From this point, it then starts to then identify a record inside of the dataverse / CRM dataset to try to give the agent a form of active Account / Contact or Case that’s matching with the data we collected, this leads onto the Automatic way of working (even though this is kind of the same thing).

Automagiclly, we are trying to find something we can use out the box from the inbound to match, like above to a Account / Contact or Case, in my usual context a voice call will have a DDI pass through (some restrictions on this, witholding, upstream configuration etc) for the matching, then the system will try to find a match on a few fields inside of the records themself BUT we are limited to start:

https://learn.microsoft.com/en-us/dynamics365/customer-service/administer/record-identification-rule

Initially, the flow takes the telephone1 and mobilephone fields for identification, usually most datasets will have these filled in some form, but like we have already worked out, not all data is clean, so what we can do is ask the workstream to look at some additional fields for lookup… I would recommend not overdoing it with these because, as I keep going on about, data cleansing should be the priority:

https://learn.microsoft.com/en-us/dynamics365/contact-center/extend/enable-fields-identify-customers

We can bring in these fields using the fetchXML method (URL above) for updating. I would suggest prettifying it up first, as it can become quite mashed up.
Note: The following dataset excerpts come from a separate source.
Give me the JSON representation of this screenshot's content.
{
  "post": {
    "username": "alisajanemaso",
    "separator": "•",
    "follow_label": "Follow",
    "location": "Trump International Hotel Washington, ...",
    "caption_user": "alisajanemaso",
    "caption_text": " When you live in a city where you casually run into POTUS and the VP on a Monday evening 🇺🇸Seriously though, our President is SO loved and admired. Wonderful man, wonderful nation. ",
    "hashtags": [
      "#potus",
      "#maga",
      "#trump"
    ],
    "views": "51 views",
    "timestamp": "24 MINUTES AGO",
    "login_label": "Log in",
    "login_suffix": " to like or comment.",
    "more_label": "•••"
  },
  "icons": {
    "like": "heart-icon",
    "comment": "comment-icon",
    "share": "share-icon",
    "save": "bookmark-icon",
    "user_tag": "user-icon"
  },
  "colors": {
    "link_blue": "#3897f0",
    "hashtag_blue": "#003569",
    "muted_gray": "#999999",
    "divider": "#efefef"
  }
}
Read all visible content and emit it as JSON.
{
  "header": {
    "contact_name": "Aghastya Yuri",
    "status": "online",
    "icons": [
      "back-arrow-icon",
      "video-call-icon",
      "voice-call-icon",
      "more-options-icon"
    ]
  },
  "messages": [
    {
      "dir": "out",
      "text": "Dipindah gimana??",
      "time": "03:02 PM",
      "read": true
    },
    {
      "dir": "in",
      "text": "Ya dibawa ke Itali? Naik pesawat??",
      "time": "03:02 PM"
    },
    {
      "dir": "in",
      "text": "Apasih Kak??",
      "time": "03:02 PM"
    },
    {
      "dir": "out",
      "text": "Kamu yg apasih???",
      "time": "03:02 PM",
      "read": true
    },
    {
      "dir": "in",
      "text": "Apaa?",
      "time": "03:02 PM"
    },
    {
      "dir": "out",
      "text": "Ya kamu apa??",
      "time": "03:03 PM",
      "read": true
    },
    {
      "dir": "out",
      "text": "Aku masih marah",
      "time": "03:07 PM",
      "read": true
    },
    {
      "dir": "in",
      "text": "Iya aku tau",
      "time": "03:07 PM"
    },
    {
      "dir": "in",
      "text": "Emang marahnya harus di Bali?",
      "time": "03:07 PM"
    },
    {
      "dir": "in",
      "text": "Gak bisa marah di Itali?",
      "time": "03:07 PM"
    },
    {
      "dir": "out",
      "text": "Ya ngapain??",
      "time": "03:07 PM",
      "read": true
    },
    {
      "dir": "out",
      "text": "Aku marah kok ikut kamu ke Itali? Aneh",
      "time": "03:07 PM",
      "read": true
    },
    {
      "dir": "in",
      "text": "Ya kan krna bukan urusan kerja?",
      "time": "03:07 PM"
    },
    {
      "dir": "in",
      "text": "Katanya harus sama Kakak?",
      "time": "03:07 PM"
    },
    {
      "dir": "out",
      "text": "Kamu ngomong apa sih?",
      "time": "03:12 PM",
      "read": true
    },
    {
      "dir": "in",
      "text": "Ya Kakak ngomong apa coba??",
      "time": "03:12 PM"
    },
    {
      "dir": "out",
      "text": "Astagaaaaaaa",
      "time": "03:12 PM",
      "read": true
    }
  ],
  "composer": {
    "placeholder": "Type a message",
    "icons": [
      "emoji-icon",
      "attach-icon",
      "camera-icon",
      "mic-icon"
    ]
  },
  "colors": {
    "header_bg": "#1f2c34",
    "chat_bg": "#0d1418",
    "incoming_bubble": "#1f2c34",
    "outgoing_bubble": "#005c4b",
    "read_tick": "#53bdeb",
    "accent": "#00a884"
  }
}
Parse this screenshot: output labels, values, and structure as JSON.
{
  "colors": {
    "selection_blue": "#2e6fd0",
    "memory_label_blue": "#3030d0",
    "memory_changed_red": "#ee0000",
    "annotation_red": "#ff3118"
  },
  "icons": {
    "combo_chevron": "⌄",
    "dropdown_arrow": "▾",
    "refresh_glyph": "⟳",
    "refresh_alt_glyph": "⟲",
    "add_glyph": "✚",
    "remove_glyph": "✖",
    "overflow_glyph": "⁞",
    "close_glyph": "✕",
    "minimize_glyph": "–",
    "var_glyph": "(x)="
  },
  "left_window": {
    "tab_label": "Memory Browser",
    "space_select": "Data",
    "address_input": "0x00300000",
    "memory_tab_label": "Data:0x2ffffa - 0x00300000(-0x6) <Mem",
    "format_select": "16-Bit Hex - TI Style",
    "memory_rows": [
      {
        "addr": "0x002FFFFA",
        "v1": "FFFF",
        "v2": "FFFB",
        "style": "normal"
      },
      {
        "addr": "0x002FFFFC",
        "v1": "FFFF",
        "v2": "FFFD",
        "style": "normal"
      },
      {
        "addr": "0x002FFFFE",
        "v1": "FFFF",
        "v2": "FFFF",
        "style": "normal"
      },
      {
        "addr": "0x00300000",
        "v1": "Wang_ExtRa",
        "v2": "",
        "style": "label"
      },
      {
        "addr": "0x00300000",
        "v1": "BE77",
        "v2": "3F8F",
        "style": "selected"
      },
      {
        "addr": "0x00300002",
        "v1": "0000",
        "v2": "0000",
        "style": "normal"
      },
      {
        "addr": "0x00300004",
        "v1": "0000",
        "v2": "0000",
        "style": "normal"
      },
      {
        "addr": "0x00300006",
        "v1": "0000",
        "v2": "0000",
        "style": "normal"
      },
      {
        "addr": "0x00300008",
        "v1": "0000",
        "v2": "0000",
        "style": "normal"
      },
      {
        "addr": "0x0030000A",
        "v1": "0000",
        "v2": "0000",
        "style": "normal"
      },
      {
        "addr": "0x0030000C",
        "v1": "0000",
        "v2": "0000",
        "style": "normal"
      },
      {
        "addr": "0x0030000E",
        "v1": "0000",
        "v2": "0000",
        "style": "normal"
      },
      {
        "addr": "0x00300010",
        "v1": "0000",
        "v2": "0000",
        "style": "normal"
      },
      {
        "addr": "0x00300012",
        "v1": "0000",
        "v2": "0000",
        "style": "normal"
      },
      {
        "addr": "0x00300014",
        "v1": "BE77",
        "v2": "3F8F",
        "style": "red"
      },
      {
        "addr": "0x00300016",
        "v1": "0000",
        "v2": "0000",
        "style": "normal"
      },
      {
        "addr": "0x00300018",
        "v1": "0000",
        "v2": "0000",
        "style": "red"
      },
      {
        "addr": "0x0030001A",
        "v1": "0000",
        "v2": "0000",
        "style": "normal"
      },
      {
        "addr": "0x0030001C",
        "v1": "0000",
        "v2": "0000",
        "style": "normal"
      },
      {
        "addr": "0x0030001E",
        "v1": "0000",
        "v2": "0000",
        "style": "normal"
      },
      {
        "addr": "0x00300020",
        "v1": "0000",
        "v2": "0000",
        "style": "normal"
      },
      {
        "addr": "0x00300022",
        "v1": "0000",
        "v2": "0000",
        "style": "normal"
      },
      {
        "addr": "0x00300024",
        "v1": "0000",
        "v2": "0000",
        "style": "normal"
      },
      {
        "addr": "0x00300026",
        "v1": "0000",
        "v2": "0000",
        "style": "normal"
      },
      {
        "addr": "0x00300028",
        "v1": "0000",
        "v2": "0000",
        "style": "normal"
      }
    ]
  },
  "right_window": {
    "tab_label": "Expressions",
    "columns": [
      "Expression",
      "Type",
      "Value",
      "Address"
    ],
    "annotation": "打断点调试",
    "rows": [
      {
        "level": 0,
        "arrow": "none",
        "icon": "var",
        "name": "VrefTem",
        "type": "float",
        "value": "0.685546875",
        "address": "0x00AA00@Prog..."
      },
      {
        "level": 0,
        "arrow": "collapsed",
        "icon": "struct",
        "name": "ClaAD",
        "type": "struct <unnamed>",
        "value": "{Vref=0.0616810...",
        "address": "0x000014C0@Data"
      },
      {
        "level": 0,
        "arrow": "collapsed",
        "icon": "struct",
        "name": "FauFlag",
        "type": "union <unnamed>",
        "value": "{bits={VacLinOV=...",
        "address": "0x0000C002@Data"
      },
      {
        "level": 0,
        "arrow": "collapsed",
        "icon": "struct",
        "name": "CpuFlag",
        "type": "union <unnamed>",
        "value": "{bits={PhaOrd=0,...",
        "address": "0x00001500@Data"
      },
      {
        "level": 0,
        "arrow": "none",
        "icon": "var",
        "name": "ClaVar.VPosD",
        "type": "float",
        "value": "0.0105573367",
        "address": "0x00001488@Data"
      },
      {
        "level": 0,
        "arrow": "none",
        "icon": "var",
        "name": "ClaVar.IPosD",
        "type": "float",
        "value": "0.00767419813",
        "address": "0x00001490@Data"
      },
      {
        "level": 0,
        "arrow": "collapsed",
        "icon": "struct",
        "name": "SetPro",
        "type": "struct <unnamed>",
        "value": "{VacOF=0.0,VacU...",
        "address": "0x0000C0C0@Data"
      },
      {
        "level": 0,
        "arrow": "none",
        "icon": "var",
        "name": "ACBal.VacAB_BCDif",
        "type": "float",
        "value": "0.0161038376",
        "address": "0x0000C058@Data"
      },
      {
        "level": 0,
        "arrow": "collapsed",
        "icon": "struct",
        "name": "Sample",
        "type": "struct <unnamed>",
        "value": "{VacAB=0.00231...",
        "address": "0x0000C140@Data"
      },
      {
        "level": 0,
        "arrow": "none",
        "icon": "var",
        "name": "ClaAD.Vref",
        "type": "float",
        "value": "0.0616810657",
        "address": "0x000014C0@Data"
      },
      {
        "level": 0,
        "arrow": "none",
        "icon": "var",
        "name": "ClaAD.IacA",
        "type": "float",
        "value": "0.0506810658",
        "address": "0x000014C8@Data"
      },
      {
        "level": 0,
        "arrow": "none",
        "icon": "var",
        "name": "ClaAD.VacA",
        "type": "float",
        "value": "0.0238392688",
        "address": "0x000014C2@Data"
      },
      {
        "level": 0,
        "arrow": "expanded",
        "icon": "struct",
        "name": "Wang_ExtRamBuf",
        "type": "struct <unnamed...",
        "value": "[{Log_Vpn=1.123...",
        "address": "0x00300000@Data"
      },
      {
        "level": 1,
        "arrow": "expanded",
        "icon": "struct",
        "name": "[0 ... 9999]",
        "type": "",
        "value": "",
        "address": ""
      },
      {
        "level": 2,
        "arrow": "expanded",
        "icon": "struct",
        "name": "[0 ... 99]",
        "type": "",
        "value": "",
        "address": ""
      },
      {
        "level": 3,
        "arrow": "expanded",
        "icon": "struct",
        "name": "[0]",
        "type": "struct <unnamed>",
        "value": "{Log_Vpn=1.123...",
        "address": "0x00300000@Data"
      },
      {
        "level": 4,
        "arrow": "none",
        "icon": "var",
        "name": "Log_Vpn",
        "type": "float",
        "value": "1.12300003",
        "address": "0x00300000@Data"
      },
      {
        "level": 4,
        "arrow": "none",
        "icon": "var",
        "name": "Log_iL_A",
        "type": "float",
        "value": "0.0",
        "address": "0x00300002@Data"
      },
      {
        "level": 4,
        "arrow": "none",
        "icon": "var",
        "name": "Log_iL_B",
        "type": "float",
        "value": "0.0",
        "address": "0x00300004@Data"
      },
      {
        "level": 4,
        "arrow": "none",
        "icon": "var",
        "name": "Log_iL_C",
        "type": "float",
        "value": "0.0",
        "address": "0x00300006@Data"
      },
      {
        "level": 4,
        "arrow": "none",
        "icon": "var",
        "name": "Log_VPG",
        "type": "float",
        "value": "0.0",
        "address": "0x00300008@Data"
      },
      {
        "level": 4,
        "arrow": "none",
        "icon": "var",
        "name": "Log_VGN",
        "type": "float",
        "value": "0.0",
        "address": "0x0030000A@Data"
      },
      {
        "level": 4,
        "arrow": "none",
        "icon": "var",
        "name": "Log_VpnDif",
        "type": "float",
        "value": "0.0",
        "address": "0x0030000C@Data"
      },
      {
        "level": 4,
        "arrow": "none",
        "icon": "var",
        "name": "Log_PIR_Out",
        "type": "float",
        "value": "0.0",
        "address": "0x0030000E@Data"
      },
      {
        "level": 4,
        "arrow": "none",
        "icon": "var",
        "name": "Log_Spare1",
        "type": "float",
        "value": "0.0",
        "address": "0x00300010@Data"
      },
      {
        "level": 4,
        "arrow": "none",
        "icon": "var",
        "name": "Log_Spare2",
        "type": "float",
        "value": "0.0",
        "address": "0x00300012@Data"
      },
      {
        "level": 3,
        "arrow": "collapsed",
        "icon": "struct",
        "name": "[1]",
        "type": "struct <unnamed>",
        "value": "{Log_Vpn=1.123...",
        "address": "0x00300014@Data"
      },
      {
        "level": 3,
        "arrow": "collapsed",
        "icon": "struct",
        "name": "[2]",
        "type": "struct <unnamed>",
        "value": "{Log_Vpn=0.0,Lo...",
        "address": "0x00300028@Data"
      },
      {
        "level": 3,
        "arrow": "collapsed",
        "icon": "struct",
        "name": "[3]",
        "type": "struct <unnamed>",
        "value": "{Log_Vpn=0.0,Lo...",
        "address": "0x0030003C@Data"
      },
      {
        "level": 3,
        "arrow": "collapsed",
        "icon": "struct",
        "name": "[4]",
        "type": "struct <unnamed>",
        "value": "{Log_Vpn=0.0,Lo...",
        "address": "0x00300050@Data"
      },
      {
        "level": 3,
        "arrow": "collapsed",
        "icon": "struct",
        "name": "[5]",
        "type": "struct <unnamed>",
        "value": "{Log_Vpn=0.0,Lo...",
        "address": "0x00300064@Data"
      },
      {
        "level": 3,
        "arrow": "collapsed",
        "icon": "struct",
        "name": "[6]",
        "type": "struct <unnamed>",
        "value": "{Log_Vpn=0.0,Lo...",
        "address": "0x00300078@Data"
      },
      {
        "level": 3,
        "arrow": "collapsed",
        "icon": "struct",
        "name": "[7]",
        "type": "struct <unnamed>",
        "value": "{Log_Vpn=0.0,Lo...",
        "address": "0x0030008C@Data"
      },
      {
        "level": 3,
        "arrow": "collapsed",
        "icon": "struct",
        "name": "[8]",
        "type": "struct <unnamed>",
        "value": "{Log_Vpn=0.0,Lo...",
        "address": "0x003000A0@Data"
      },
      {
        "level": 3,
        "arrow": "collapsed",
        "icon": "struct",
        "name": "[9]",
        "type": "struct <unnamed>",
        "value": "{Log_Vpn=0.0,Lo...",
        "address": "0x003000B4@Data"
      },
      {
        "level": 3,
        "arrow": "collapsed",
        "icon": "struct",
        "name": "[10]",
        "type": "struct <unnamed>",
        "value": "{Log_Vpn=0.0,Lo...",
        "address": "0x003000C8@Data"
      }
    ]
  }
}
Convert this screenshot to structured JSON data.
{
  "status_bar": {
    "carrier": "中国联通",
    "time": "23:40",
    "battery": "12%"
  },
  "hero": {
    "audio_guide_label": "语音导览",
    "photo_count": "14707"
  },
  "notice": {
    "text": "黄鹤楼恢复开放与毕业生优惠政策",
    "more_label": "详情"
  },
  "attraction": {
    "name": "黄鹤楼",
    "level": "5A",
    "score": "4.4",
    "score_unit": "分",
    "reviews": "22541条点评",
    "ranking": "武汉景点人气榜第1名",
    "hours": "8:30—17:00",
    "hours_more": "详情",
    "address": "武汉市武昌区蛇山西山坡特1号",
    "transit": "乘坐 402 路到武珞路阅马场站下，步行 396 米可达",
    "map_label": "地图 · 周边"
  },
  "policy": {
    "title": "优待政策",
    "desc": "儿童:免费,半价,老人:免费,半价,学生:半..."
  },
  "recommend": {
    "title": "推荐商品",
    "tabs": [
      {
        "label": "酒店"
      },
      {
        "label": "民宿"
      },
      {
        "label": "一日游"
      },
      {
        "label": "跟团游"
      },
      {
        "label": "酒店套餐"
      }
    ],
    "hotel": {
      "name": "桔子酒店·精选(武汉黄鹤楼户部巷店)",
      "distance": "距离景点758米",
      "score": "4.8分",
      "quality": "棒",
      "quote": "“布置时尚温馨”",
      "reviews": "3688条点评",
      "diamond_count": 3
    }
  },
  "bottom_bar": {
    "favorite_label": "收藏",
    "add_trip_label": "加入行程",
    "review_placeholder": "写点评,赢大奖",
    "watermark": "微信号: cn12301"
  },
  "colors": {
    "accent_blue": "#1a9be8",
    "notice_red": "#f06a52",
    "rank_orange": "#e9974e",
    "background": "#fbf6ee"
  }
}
You can grab your workstream ID directly from the URL when looking it up in the portal:

WorkstreamVirtualHubWrapperControl&data=%7B%22streamSource%22%3A1XXX%2C%22workstreamId%22%3A%227e024812-2XXXXXXX%22%

The rest is pretty much self-explanatory, just remember it’s per workstream, depending on how you use them (please don’t use one per DDI, maximise that Route to Queue and Context / Classification Functionality… it’s cleaner!), then each one will need to be updated, where needed.

The last thing to touch on is what constitutes a lookup, there is a article from Nishant which I stumbled on, and it seems he’s the only one that explained it in depth and it’s worth a look:

https://nishantrana.me/2023/01/24/how-duplicate-phone-numbers-for-customers-contact-account-are-handled-in-voice-channel-dynamics-365-omnichannel-for-customer-service/

And just to summarise it here, we have certain methods how the system looks these up and some can cancel others out – the primary thing to take away is that IF it can’t make a match (duplicate data, conflicting records) the agent can always fall back to asking again, so trying to keep that 80/20 rule I love (80% ease / 20% fallback) we should have enough to get some matches to our screen.. most of the time!

Hoping that makes sense and gives some food for thought, but we do have a 50/50 chance on matching a record if that data is good!

The next fun thing is the new Copilot intent models (preview), but that’s for another time, when it’s in a good state and it’s not a baking 32 degrees in the UK!